At this time, David Bowie had long since become stuck in futurism. His voice wasn’t suitable for combining opera and pop music. In 1979, he hired Nomi and his friend Joey Arias (comedian, actor, Cirque du Soleil performer, drag queen, fantastic jazz singer and LGBT pioneer) as background singers for the NBC show “Saturday Night Live.” It became the best performance (before Devo) in the program’s history. While Bowie sang “The Man Who Sold The World” and “TVC-15” in a Tristan Tzara costume, Nomi ran through the picture with a pink plush poodle. Bowie was the star. Nomi, for whom this gig marked the final breakthrough, a planet. He became an advertising medium for Fiorucci and Jägermeister.

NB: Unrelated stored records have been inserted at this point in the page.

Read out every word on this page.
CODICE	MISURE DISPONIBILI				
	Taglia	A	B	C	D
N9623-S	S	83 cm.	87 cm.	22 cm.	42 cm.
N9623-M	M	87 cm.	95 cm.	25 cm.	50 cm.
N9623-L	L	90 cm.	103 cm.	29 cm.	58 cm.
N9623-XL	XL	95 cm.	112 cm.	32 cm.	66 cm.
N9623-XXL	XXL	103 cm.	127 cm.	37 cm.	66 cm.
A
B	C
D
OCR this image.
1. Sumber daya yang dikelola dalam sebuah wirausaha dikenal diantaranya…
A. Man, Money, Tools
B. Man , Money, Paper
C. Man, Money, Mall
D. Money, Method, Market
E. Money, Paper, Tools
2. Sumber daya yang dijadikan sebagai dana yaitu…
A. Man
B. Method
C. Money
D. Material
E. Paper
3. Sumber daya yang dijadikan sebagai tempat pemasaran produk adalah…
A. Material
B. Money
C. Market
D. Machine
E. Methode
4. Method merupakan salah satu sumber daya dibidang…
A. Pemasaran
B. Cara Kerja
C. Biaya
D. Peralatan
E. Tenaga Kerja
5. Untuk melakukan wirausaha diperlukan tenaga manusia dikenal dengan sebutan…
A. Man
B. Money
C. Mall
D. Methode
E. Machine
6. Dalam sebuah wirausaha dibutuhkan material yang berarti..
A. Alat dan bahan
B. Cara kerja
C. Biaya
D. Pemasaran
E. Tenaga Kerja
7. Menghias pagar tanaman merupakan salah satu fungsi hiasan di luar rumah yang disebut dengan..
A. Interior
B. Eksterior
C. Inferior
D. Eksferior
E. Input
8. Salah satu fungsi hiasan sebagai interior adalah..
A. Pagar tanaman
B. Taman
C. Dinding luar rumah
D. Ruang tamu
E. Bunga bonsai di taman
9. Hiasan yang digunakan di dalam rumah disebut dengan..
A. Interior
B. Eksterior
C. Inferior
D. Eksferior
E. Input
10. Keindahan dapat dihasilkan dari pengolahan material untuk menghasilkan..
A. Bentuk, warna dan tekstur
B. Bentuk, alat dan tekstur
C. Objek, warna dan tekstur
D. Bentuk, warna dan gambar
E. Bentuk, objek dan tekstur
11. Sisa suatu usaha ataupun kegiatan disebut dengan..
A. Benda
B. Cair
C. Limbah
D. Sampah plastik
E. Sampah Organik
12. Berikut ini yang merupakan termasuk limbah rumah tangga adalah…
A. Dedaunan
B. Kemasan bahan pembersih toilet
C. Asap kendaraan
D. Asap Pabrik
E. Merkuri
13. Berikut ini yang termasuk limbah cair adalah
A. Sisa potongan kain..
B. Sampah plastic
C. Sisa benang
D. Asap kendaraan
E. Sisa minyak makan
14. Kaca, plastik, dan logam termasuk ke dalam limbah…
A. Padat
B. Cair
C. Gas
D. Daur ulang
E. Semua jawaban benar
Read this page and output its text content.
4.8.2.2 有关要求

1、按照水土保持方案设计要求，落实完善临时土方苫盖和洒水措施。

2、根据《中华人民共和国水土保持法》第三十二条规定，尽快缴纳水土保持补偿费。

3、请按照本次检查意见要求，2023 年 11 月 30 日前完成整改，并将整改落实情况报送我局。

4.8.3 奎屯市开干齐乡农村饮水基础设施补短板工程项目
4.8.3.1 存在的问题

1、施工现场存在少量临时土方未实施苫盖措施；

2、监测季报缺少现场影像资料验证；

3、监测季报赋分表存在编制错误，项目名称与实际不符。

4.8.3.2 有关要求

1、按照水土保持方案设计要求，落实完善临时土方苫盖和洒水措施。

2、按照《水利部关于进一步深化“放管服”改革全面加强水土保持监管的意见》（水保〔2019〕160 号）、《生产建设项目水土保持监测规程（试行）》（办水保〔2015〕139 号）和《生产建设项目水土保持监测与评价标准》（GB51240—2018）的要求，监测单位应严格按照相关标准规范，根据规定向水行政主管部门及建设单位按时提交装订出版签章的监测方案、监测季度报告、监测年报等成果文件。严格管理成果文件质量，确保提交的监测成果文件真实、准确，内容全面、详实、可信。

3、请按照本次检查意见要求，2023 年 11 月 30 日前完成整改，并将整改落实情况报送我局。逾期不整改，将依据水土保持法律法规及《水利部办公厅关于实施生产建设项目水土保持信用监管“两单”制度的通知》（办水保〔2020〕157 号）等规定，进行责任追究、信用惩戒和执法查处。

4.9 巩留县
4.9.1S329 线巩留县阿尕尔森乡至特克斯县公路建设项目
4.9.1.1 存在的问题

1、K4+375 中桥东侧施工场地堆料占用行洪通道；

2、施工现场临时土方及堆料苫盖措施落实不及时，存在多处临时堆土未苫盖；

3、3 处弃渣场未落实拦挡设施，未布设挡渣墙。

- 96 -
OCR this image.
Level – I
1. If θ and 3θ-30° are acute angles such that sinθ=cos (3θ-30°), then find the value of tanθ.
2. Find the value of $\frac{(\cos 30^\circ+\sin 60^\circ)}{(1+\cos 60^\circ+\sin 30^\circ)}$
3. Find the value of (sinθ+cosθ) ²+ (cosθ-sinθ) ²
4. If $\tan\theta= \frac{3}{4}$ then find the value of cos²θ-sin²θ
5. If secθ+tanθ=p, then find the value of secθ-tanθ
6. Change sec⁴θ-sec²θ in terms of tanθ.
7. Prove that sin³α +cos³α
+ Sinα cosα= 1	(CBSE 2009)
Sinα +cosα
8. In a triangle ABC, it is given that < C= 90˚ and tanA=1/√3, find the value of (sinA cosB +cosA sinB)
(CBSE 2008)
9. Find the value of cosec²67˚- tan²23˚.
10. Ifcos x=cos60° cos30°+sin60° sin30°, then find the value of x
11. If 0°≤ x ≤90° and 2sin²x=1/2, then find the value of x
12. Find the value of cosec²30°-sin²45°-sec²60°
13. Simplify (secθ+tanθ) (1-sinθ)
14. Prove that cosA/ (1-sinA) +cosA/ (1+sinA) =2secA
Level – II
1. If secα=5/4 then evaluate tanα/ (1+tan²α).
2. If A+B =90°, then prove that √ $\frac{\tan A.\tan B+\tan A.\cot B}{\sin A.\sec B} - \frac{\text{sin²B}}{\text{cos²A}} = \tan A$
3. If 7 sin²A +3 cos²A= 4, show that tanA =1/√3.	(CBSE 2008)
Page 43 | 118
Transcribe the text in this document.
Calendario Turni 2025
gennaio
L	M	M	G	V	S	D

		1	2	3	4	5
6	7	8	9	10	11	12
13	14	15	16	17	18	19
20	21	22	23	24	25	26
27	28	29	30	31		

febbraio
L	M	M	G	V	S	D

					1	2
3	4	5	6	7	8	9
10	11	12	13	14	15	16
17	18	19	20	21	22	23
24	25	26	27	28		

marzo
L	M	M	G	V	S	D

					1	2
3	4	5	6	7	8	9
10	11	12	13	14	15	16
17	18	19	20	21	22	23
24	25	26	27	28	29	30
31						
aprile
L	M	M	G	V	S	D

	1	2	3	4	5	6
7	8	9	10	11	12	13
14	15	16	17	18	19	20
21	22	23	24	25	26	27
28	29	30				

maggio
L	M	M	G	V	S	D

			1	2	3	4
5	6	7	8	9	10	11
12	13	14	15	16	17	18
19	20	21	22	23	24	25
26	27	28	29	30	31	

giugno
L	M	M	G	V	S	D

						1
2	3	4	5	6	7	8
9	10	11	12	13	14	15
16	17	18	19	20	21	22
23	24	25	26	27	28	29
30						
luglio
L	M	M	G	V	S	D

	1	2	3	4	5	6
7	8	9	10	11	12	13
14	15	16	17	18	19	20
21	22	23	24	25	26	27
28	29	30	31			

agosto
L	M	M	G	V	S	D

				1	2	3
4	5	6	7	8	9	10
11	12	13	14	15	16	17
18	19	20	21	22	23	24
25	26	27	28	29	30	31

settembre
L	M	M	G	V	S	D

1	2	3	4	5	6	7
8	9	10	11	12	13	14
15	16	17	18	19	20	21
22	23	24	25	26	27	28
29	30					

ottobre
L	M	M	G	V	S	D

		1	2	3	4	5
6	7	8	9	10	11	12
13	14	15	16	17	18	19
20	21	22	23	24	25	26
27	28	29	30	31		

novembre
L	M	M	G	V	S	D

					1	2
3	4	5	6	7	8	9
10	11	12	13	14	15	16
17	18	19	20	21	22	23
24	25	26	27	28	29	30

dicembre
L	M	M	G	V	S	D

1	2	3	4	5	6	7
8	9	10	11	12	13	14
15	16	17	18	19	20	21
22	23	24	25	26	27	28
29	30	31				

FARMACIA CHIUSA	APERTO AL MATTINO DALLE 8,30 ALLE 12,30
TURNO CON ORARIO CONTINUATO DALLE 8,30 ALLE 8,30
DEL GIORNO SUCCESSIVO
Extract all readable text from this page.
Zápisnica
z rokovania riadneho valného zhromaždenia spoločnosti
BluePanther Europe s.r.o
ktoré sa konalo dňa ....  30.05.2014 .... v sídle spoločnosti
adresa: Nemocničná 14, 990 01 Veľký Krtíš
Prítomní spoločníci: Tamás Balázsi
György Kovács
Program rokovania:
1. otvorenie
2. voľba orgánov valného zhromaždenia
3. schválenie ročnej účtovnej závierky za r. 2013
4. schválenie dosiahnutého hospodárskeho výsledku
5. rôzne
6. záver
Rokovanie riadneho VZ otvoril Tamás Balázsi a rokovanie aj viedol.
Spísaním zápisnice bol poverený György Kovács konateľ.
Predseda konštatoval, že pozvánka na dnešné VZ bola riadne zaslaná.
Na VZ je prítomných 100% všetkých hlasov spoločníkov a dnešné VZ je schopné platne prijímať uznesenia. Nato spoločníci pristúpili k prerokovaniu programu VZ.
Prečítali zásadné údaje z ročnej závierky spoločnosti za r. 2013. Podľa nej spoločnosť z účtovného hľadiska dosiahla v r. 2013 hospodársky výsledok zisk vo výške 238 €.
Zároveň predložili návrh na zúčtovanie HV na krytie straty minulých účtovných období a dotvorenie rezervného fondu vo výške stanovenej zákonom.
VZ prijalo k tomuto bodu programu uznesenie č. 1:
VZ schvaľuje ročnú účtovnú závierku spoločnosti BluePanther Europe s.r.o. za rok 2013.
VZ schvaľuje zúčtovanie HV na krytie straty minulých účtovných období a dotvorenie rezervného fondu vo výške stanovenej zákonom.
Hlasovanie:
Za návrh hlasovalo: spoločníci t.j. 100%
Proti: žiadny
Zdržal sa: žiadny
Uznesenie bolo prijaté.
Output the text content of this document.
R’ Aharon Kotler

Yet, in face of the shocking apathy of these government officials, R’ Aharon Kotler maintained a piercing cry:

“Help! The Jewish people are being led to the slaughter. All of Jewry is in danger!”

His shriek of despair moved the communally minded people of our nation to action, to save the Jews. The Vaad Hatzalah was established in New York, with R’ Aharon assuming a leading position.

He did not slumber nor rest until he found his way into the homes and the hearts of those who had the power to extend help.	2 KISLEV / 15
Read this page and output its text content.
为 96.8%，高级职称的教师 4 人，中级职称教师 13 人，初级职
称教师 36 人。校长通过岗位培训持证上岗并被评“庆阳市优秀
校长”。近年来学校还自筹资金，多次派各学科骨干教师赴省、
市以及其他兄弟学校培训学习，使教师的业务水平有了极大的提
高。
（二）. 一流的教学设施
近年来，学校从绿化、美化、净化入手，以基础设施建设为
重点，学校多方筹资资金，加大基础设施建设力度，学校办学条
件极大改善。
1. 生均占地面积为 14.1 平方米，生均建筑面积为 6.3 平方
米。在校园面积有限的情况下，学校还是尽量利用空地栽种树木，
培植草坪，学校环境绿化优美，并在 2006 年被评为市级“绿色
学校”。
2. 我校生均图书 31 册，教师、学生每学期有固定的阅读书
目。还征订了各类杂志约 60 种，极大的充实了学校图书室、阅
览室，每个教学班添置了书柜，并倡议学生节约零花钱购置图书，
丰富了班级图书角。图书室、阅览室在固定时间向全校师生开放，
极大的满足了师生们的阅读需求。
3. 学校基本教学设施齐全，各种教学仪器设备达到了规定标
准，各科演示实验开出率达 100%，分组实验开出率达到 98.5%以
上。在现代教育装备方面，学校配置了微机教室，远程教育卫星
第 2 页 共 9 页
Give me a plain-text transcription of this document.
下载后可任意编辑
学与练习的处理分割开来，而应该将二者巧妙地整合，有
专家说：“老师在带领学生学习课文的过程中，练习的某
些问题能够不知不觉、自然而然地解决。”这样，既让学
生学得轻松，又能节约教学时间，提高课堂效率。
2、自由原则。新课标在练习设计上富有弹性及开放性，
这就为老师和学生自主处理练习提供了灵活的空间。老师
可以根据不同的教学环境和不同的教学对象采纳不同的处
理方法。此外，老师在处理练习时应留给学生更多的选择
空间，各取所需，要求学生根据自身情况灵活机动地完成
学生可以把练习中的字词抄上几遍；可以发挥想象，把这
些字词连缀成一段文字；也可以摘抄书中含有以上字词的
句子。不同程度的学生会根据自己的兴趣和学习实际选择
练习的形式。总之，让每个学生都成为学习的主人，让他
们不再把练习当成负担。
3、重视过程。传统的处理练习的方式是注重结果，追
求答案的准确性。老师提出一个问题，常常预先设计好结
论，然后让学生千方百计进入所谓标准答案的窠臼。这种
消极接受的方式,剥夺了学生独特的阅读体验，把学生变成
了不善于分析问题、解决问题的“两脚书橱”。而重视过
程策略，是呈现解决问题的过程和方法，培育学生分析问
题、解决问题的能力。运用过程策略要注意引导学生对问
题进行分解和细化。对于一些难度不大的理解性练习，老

In 1981, the major label RCA France released his debut album. It was sold out after a week. Nomi received a gold record. He went on a world tour. Shortly after he finished it, night fell.

Grand Finale

Nomi’s last appearance was in 1982 at Eberhard Schoener’s third “Classic Rock Night” in Munich. Heavily marked, he sang the “Cold Song” again, which tells of frost and freezing. The aria ends with the words: “Let me/ Freeze again to death!” You could feel the pain. The myth of the supernatural and unapproachable had been thwarted by a simple sexually transmitted pathogen. The visionary’s big dream, a space opera, would no longer come true.

The German single from his first album was “Total Eclipse,” an ironic doomsday anthem about the fear of a nuclear catastrophe. “In deliberately artless chanting, Nomi explained how pukes dressed in Lacoste polo shirts trigger the catastrophe that turns us all into French fries,” writes Hempel. Klaus Nomi died on Hiroshima Memorial Day.

Monika Hempel: Klaus Nomi. Voice in orbit. Verlag Andreas Reiffer, 288 pages, hardcover, €22.